The words surprise me. I didn't plan to say them.

Webb raises an eyebrow. "Am I?"

"What I feel for him isn't confusion. It isn't survival. It's—" I struggle for the right word, the one that captures something I barely understand myself. "It's recognition. Like finding a piece of yourself that died long ago."

"Poetry." Webb's smile is thin and cold. "How romantic. How utterly meaningless."

He moves toward the door, then pauses.

"We'll continue the extractions tomorrow. I've identified some promising new avenues—early childhood memories that might shed light on your particular pathology. Get some rest. You'll need it."

The door seals behind him.

And I am alone.

The silence is defeaning.

No hum of machinery. No distant footsteps. Nothing but the sound of my own breathing and the quiet tick of my heart.

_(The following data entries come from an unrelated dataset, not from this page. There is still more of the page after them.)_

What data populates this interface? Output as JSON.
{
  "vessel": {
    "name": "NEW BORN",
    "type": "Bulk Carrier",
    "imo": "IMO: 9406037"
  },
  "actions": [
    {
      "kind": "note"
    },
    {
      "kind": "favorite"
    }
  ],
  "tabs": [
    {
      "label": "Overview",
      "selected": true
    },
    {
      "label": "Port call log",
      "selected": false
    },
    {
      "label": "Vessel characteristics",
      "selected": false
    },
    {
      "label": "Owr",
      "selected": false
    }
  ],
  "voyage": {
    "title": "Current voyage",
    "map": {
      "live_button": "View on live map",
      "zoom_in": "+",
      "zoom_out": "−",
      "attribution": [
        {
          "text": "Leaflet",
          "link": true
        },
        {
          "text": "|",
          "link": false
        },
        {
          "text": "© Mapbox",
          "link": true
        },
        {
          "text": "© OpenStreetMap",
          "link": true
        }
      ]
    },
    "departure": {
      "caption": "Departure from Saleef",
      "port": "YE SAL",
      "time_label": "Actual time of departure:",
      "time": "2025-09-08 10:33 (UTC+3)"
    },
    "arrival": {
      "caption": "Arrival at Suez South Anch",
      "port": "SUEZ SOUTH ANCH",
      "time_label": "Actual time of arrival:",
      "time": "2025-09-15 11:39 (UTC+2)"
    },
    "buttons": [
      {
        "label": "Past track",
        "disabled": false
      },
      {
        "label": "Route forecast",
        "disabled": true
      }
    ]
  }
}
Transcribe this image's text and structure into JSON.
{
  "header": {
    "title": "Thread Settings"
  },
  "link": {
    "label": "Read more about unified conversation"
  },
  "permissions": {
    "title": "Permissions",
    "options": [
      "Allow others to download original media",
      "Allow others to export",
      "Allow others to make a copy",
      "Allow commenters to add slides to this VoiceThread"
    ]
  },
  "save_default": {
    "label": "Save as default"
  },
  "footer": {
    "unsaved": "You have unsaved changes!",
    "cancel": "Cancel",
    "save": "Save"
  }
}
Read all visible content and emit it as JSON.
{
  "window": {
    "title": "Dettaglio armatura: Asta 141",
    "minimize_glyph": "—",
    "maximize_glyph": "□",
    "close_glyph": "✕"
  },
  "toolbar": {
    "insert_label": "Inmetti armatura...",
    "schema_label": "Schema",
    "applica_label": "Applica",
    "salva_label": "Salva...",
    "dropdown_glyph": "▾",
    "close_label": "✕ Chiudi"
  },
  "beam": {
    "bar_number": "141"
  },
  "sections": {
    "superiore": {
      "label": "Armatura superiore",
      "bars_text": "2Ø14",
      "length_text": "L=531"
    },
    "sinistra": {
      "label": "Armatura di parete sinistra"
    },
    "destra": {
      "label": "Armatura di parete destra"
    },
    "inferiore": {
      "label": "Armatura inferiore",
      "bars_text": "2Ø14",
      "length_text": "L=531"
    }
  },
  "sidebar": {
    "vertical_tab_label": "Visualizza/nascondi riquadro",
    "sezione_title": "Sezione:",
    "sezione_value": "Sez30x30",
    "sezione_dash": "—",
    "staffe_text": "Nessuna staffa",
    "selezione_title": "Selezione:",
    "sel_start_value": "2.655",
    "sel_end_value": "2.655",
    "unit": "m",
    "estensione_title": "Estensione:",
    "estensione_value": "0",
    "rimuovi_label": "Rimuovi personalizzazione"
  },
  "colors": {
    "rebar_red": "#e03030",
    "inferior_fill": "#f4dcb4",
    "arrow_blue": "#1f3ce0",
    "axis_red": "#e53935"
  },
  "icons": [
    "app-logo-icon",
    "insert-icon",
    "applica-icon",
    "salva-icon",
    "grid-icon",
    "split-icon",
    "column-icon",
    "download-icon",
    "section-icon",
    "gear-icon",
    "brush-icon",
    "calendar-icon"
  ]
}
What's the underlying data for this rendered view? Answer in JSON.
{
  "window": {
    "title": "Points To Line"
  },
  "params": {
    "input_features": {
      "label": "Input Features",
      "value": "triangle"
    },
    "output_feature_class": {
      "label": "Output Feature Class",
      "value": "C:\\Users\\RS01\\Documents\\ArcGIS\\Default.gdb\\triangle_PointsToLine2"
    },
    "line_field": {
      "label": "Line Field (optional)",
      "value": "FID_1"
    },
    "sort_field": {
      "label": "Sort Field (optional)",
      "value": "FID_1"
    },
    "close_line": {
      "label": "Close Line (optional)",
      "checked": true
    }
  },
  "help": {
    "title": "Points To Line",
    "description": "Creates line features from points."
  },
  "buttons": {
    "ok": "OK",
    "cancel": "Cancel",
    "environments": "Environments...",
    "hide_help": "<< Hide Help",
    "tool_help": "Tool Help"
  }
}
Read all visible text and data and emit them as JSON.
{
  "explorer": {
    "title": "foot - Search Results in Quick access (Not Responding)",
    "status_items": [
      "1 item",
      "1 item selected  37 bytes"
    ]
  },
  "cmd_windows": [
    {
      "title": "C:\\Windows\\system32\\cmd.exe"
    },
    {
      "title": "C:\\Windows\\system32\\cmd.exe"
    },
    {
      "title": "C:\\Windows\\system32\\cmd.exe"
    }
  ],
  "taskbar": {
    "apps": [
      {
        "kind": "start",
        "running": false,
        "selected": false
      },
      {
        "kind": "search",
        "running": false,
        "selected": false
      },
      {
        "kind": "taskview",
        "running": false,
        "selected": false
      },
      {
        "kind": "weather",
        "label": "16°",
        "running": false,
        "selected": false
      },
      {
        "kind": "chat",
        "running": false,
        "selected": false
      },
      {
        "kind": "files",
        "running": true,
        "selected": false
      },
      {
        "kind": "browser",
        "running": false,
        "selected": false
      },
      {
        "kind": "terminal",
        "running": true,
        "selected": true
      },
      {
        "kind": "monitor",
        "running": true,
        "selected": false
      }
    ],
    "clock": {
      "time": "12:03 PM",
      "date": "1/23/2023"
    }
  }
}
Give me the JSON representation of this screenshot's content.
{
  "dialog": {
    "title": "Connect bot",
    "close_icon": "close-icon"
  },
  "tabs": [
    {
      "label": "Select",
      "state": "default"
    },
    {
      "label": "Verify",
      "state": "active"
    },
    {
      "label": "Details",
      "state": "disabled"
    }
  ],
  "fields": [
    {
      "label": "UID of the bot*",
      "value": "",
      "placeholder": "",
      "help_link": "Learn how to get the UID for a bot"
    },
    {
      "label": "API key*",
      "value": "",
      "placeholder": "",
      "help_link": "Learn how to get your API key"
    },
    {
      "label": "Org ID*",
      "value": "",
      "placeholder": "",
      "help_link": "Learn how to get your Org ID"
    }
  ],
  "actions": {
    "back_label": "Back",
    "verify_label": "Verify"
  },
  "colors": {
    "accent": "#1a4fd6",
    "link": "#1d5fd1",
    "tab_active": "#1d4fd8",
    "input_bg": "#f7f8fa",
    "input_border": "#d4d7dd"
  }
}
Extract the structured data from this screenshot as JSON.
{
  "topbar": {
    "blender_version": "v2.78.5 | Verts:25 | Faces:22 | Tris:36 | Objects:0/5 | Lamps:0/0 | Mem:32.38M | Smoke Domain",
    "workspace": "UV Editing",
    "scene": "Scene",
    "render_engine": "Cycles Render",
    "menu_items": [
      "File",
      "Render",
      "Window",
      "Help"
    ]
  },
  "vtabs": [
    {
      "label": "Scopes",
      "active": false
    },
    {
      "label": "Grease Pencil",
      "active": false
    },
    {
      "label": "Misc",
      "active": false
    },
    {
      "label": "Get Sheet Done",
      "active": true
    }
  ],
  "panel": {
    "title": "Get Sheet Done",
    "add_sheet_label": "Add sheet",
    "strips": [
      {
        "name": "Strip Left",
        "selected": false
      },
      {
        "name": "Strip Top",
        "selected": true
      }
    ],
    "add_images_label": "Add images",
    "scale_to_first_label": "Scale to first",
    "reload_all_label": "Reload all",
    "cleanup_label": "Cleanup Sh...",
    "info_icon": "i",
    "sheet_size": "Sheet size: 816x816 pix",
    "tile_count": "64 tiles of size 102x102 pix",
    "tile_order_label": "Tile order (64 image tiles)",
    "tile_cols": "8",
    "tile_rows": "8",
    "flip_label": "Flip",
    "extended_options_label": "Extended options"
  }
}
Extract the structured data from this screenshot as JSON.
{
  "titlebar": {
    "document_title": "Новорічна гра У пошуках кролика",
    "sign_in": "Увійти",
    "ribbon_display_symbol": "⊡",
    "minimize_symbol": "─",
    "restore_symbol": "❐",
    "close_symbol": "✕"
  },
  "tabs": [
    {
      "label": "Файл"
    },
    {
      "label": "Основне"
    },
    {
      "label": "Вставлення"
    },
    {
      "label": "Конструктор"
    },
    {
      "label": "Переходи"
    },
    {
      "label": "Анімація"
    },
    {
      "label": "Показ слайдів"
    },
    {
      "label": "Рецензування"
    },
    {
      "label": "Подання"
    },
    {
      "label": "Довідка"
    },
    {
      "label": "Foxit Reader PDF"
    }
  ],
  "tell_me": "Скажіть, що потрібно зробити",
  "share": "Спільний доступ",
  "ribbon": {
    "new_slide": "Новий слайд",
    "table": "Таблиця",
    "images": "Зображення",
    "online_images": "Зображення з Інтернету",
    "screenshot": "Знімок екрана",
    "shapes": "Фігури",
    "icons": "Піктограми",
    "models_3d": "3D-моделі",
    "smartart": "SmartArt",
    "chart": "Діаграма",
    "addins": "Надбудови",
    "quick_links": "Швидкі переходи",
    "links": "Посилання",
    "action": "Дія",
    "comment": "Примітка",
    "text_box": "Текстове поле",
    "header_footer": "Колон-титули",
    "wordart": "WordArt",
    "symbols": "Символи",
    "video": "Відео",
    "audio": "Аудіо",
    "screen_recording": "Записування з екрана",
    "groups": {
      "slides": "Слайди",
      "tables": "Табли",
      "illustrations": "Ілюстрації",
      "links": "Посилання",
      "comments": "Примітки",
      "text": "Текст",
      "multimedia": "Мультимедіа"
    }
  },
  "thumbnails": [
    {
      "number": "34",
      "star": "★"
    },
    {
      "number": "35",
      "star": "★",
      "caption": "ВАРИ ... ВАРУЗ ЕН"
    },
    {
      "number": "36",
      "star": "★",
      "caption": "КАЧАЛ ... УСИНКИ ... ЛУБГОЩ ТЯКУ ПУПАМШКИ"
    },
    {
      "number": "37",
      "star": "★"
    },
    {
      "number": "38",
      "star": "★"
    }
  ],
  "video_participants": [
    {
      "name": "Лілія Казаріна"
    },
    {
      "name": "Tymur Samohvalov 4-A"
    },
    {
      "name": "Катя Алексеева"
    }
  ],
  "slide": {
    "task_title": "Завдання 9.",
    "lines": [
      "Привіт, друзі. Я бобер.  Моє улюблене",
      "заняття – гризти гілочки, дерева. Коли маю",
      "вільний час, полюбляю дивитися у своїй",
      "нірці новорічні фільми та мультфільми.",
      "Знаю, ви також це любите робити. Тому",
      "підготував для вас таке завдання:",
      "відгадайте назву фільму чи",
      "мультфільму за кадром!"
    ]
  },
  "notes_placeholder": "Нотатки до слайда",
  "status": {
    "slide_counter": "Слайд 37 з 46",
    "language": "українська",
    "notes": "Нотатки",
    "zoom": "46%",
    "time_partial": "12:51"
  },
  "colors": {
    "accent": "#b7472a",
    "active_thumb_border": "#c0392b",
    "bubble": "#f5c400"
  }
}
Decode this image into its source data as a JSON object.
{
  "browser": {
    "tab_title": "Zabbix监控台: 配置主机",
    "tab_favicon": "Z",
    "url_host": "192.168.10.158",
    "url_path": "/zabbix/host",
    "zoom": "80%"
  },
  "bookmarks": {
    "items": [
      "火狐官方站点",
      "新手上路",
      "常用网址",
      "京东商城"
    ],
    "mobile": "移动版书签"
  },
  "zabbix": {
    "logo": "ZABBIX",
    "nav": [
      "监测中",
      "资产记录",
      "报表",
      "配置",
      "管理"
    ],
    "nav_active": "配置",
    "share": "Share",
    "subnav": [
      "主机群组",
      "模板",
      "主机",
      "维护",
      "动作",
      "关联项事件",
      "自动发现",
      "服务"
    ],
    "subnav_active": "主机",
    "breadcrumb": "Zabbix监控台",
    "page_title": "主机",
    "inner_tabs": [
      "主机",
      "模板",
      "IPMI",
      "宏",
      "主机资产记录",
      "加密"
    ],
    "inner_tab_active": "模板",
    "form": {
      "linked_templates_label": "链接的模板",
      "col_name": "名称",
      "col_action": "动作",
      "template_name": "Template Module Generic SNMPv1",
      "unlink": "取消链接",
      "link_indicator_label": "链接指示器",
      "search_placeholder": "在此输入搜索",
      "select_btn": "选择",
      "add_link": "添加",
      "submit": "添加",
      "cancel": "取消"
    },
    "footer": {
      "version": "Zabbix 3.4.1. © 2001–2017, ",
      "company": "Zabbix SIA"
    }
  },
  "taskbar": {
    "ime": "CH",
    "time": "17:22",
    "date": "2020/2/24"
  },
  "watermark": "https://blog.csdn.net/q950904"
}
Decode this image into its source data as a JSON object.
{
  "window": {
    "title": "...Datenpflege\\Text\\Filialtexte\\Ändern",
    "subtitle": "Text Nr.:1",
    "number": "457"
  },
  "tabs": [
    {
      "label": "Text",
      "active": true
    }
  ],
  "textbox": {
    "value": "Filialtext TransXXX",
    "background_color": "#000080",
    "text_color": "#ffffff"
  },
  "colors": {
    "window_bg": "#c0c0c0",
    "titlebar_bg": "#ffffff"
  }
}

I lie in the white glare of the overhead lights and think about Jace's face on the screen. The way he looked at me.

Keep the wall standing.

I close my eyes and try to find it. The barrier I built inside my own mind, the fortress where I've hidden everything Webb can't have. It's still there. Battered. Weakened. But standing.

Inside it: the weight of Jace's body next to mine in the dark. The sound of his breathing when he pretends to sleep. The morning he made me eggs and watched me eat without saying a word.

The night he destroyed me to rebuild me.

The promise he made before they took me.